The challenges Joe Biden predicted Obama would meet on the world stage began within hours. Medvedev gave a state-of-the-nation speech in Russia that excoriated the United States and announced deployment of missiles to Kaliningrad, a Russian enclave surrounded by European Union nations. Iran called for a reversal of America’s policy. And Hamas terrorists in Gaza launched a huge barrage of Kassam rockets at Ashkelon and kibbutzim in the Negev.

Hello Mr. Obama, welcome to the neighborhood.

As for Israel, words are important, and Obama has transcendent eloquence. But deeds, to paraphrase the liturgy, are still lacking. Gaza pounds Israel with rockets; will Israel pound back? And then what will Obama do? More important, what will he do if, as seems quite possible, Israel attacks Iran’s nuclear installations? Time, not promises, will tell.

I wrote a close Jewish friend—a staunch liberal Democrat and a friend of peace advocate Yossi Beilin—that I hoped Obama would do the right thing about Israel. He wrote back, “I trust you can tell me what the ‘right thing’ is.”  In fact, I could and did tell him.

“What I mean by ‘doing the right thing’ is simple. What I mean is what Sarah Palin said when she was asked a bunch of detailed questions about the settlements. She said, “I don’t think we should be second-guessing Israel.” That’s all I want to hear from any American president. Not a word that’s a hair to the right of where Israel is, nor a hair to the left.

“So how do I know where Israel is? Simple. I listen to what the people that Israelis elect say. Recently that has meant Olmert. For the immediate future I hope it will be Livni, because the alternative is not Beilin, it is Bibi.

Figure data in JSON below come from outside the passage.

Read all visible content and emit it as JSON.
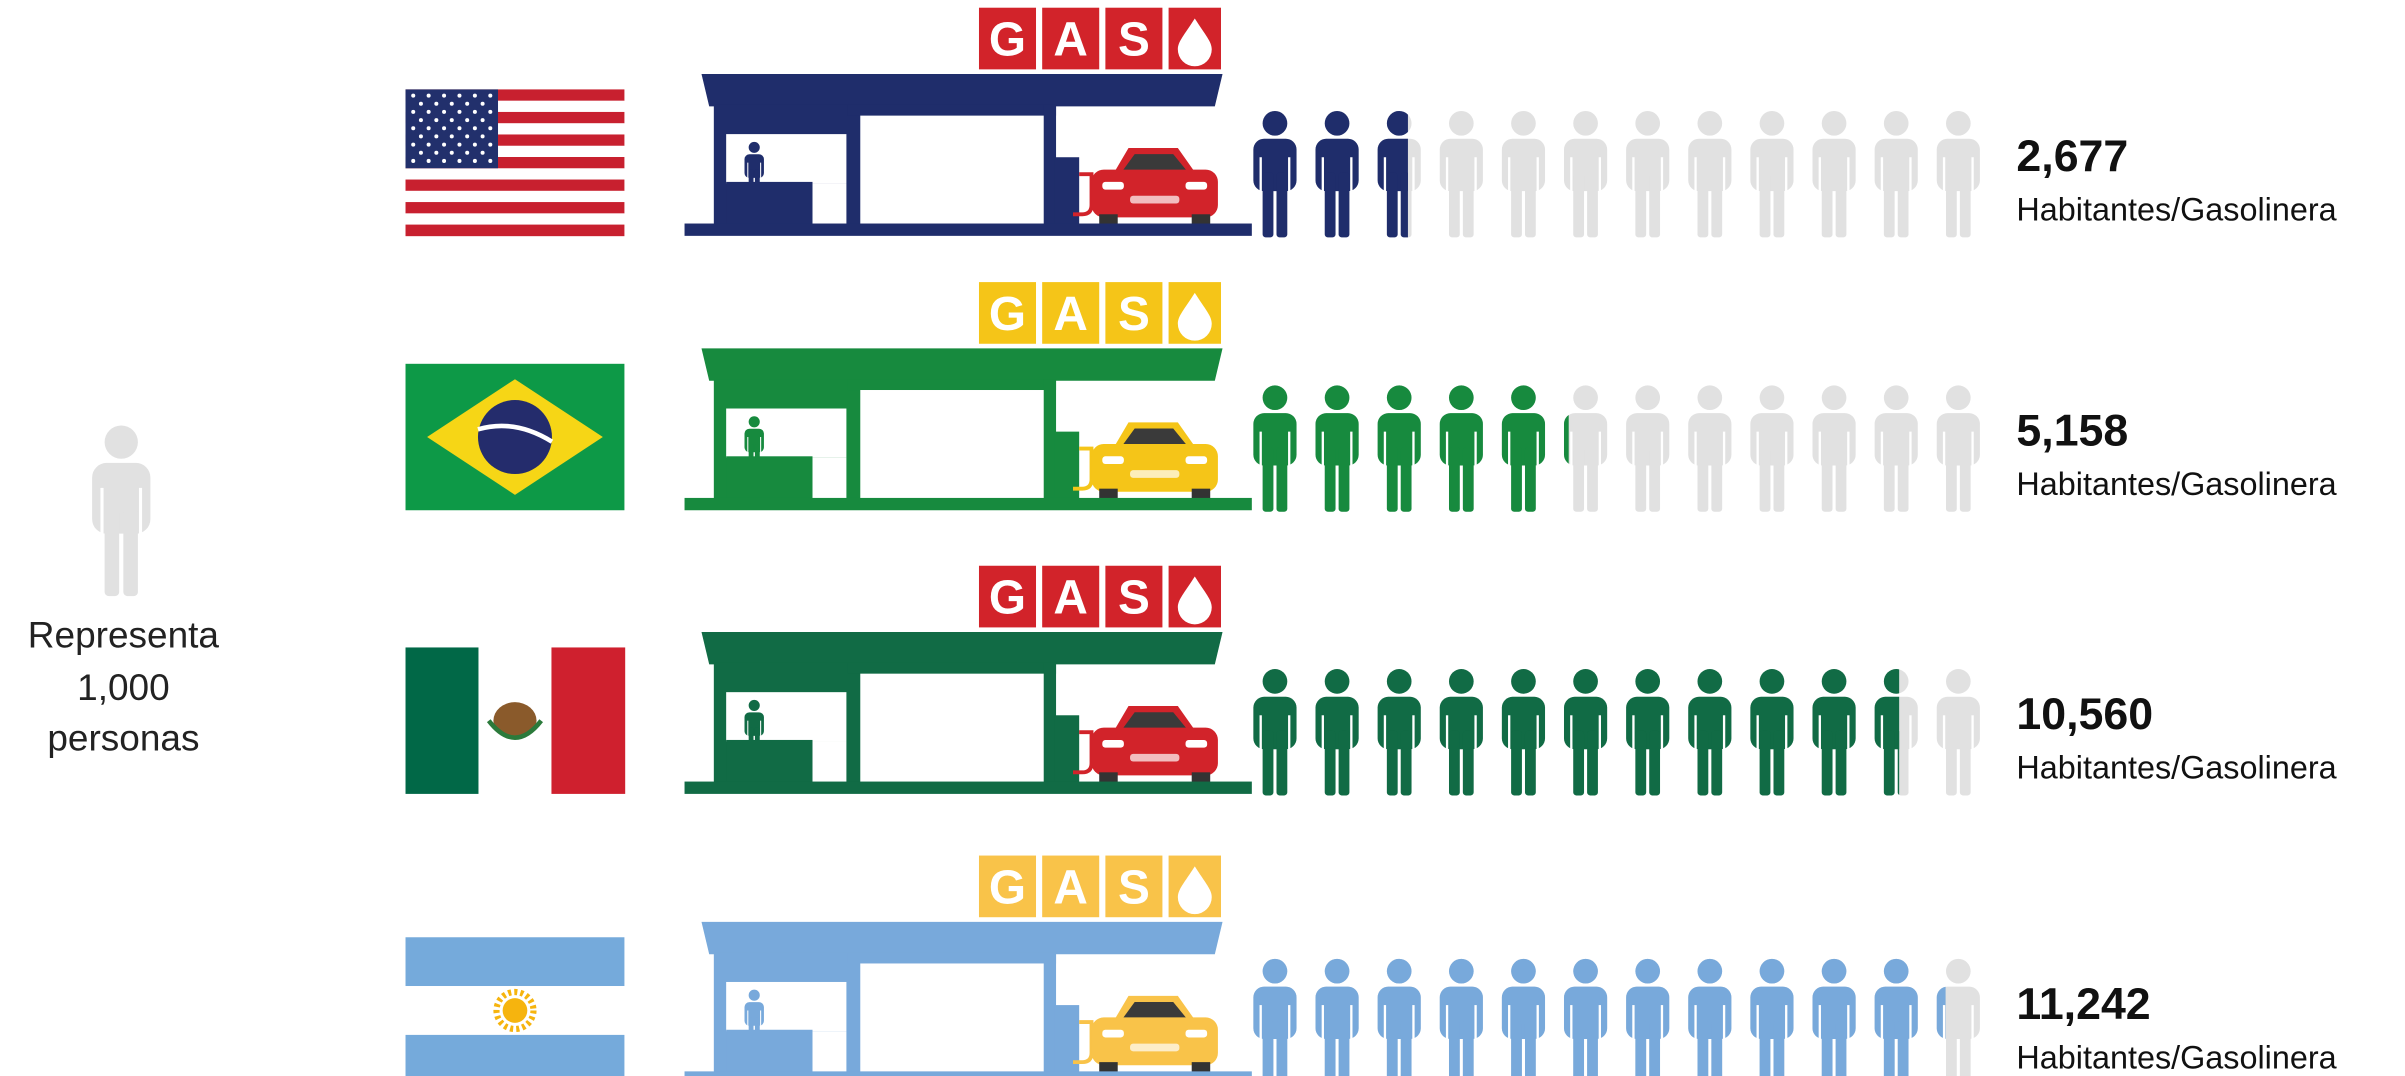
{
  "chart_data": {
    "type": "pictogram",
    "categories": [
      null,
      null,
      null,
      null
    ],
    "values": [
      2677,
      5158,
      10560,
      11242
    ],
    "value_labels": [
      "2,677",
      "5,158",
      "10,560",
      "11,242"
    ],
    "value_unit": "Habitantes/Gasolinera",
    "colors": [
      "#1f2d6b",
      "#178a3e",
      "#116b45",
      "#78a9db"
    ],
    "empty_color": "#e1e1e1",
    "unit_value": 1000,
    "unit_label": [
      "Representa",
      "1,000",
      "personas"
    ],
    "sign_letters": [
      "G",
      "A",
      "S"
    ]
  }
}
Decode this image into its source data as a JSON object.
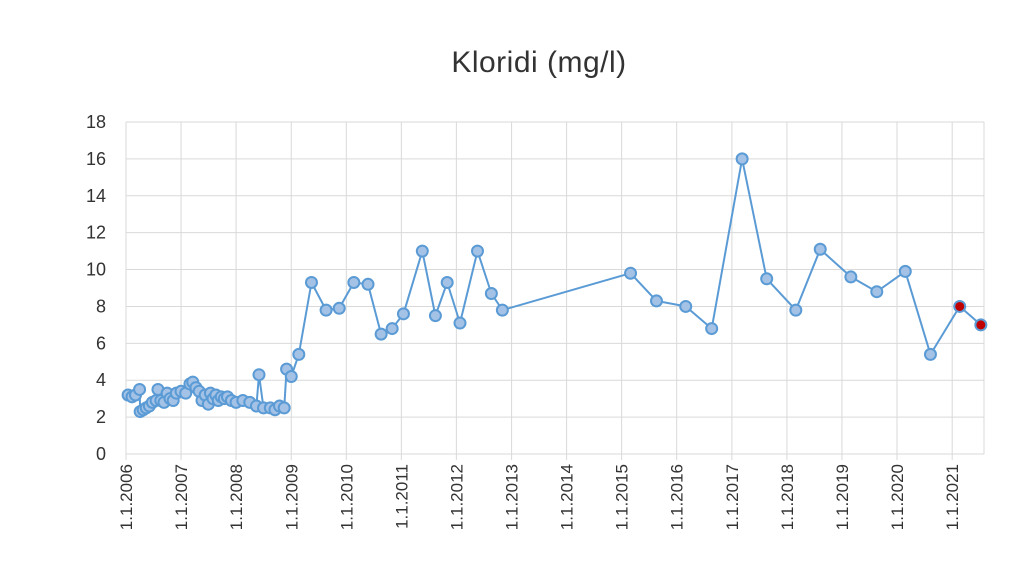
{
  "chart_data": {
    "type": "line",
    "title": "Kloridi  (mg/l)",
    "xlabel": "",
    "ylabel": "",
    "ylim": [
      0,
      18
    ],
    "yticks": [
      0,
      2,
      4,
      6,
      8,
      10,
      12,
      14,
      16,
      18
    ],
    "xlim": [
      "2006-01-01",
      "2021-07-31"
    ],
    "xticks": [
      "1.1.2006",
      "1.1.2007",
      "1.1.2008",
      "1.1.2009",
      "1.1.2010",
      "1.1.2011",
      "1.1.2012",
      "1.1.2013",
      "1.1.2014",
      "1.1.2015",
      "1.1.2016",
      "1.1.2017",
      "1.1.2018",
      "1.1.2019",
      "1.1.2020",
      "1.1.2021"
    ],
    "grid": true,
    "colors": {
      "line": "#5b9bd5",
      "marker_fill": "#a4c2e6",
      "marker_edge": "#5b9bd5",
      "highlight_fill": "#c00000",
      "grid": "#d9d9d9"
    },
    "series": [
      {
        "points": [
          {
            "x": "2006-01-15",
            "y": 3.2
          },
          {
            "x": "2006-02-10",
            "y": 3.1
          },
          {
            "x": "2006-03-05",
            "y": 3.2
          },
          {
            "x": "2006-04-01",
            "y": 3.5
          },
          {
            "x": "2006-04-05",
            "y": 2.3
          },
          {
            "x": "2006-04-25",
            "y": 2.4
          },
          {
            "x": "2006-05-15",
            "y": 2.5
          },
          {
            "x": "2006-06-05",
            "y": 2.6
          },
          {
            "x": "2006-06-25",
            "y": 2.8
          },
          {
            "x": "2006-07-20",
            "y": 2.9
          },
          {
            "x": "2006-08-01",
            "y": 3.5
          },
          {
            "x": "2006-08-20",
            "y": 2.9
          },
          {
            "x": "2006-09-10",
            "y": 2.8
          },
          {
            "x": "2006-10-01",
            "y": 3.3
          },
          {
            "x": "2006-10-20",
            "y": 3.0
          },
          {
            "x": "2006-11-10",
            "y": 2.9
          },
          {
            "x": "2006-12-01",
            "y": 3.3
          },
          {
            "x": "2007-01-01",
            "y": 3.4
          },
          {
            "x": "2007-02-01",
            "y": 3.3
          },
          {
            "x": "2007-03-01",
            "y": 3.8
          },
          {
            "x": "2007-03-20",
            "y": 3.9
          },
          {
            "x": "2007-04-10",
            "y": 3.6
          },
          {
            "x": "2007-05-01",
            "y": 3.4
          },
          {
            "x": "2007-05-20",
            "y": 2.9
          },
          {
            "x": "2007-06-10",
            "y": 3.2
          },
          {
            "x": "2007-07-01",
            "y": 2.7
          },
          {
            "x": "2007-07-15",
            "y": 3.3
          },
          {
            "x": "2007-08-01",
            "y": 3.0
          },
          {
            "x": "2007-08-20",
            "y": 3.2
          },
          {
            "x": "2007-09-05",
            "y": 2.9
          },
          {
            "x": "2007-09-25",
            "y": 3.1
          },
          {
            "x": "2007-10-15",
            "y": 3.0
          },
          {
            "x": "2007-11-05",
            "y": 3.1
          },
          {
            "x": "2007-12-01",
            "y": 2.9
          },
          {
            "x": "2008-01-01",
            "y": 2.8
          },
          {
            "x": "2008-02-15",
            "y": 2.9
          },
          {
            "x": "2008-04-01",
            "y": 2.8
          },
          {
            "x": "2008-05-15",
            "y": 2.6
          },
          {
            "x": "2008-06-01",
            "y": 4.3
          },
          {
            "x": "2008-07-01",
            "y": 2.5
          },
          {
            "x": "2008-08-15",
            "y": 2.5
          },
          {
            "x": "2008-09-15",
            "y": 2.4
          },
          {
            "x": "2008-10-15",
            "y": 2.6
          },
          {
            "x": "2008-11-15",
            "y": 2.5
          },
          {
            "x": "2008-12-01",
            "y": 4.6
          },
          {
            "x": "2009-01-01",
            "y": 4.2
          },
          {
            "x": "2009-02-20",
            "y": 5.4
          },
          {
            "x": "2009-05-15",
            "y": 9.3
          },
          {
            "x": "2009-08-20",
            "y": 7.8
          },
          {
            "x": "2009-11-15",
            "y": 7.9
          },
          {
            "x": "2010-02-20",
            "y": 9.3
          },
          {
            "x": "2010-05-25",
            "y": 9.2
          },
          {
            "x": "2010-08-20",
            "y": 6.5
          },
          {
            "x": "2010-11-01",
            "y": 6.8
          },
          {
            "x": "2011-01-15",
            "y": 7.6
          },
          {
            "x": "2011-05-20",
            "y": 11.0
          },
          {
            "x": "2011-08-15",
            "y": 7.5
          },
          {
            "x": "2011-11-01",
            "y": 9.3
          },
          {
            "x": "2012-01-25",
            "y": 7.1
          },
          {
            "x": "2012-05-20",
            "y": 11.0
          },
          {
            "x": "2012-08-20",
            "y": 8.7
          },
          {
            "x": "2012-11-01",
            "y": 7.8
          },
          {
            "x": "2015-03-01",
            "y": 9.8
          },
          {
            "x": "2015-08-20",
            "y": 8.3
          },
          {
            "x": "2016-03-01",
            "y": 8.0
          },
          {
            "x": "2016-08-20",
            "y": 6.8
          },
          {
            "x": "2017-03-10",
            "y": 16.0
          },
          {
            "x": "2017-08-20",
            "y": 9.5
          },
          {
            "x": "2018-03-01",
            "y": 7.8
          },
          {
            "x": "2018-08-10",
            "y": 11.1
          },
          {
            "x": "2019-03-01",
            "y": 9.6
          },
          {
            "x": "2019-08-20",
            "y": 8.8
          },
          {
            "x": "2020-02-25",
            "y": 9.9
          },
          {
            "x": "2020-08-10",
            "y": 5.4
          },
          {
            "x": "2021-02-20",
            "y": 8.0,
            "highlight": true
          },
          {
            "x": "2021-07-10",
            "y": 7.0,
            "highlight": true
          }
        ]
      }
    ]
  }
}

“Whoever is in that very hot seat is there because the strange vicissitudes of Israel’s democracy have put him or her there. That is good enough for me. And I feel that way despite the fact that a significant minority of the voters there are not Jewish. It’s the Israeli electorate whose views I try to follow. Not Bibi, not Beilin, not even Israeli Jews, just Israel, as represented the only way that makes sense to me: according to what is decided by the democratic process that determines Israel’s government. When Beilin is Prime Minister, I will certainly apply the same standard to him.

“In other words, like Sarah Palin, I don’t think we should be second-guessing Israel. When Obama convinces me that he agrees with that statement, then he will be doing what I consider the right thing. You may not agree with this, but I hope you’ll agree that it’s a pretty straightforward standard.”

We will find out soon whether our brilliant, eloquent, and inspiring new president meets the challenges of his and all our lifetimes. I am rooting for him. I hope he remembers what Jews have done for and with blacks for over a century, and that he knows in his heart what Israel means to a people relentlessly persecuted not for hundreds but for thousands of years, not with whips and chains but with gas chambers and ovens.

I always said we would have a black president before we have a Jewish one. Now it is up to him to recognize the dreams of another oppressed people, who put his dream first.



One thought on “President Obama, Israel, and the Jews

  1. Dear, Mel
    You do not cease to amaze me (and probably most of your readesr).
    Here you are, once again,extolling the glories of the"Chosen People of God".
    From this article one comes out with the idea that Jews are all saints (to the exclusion of course of the rest of humanity, mere gentiles or goyems).Also you come across as someone who sees the world in black and white only: anyone who supports Israel is OK, and anyone who doesn’tt must be demonized .
    Maybe you should call this site of yours, not jewsandothers but JEWSandgoyems.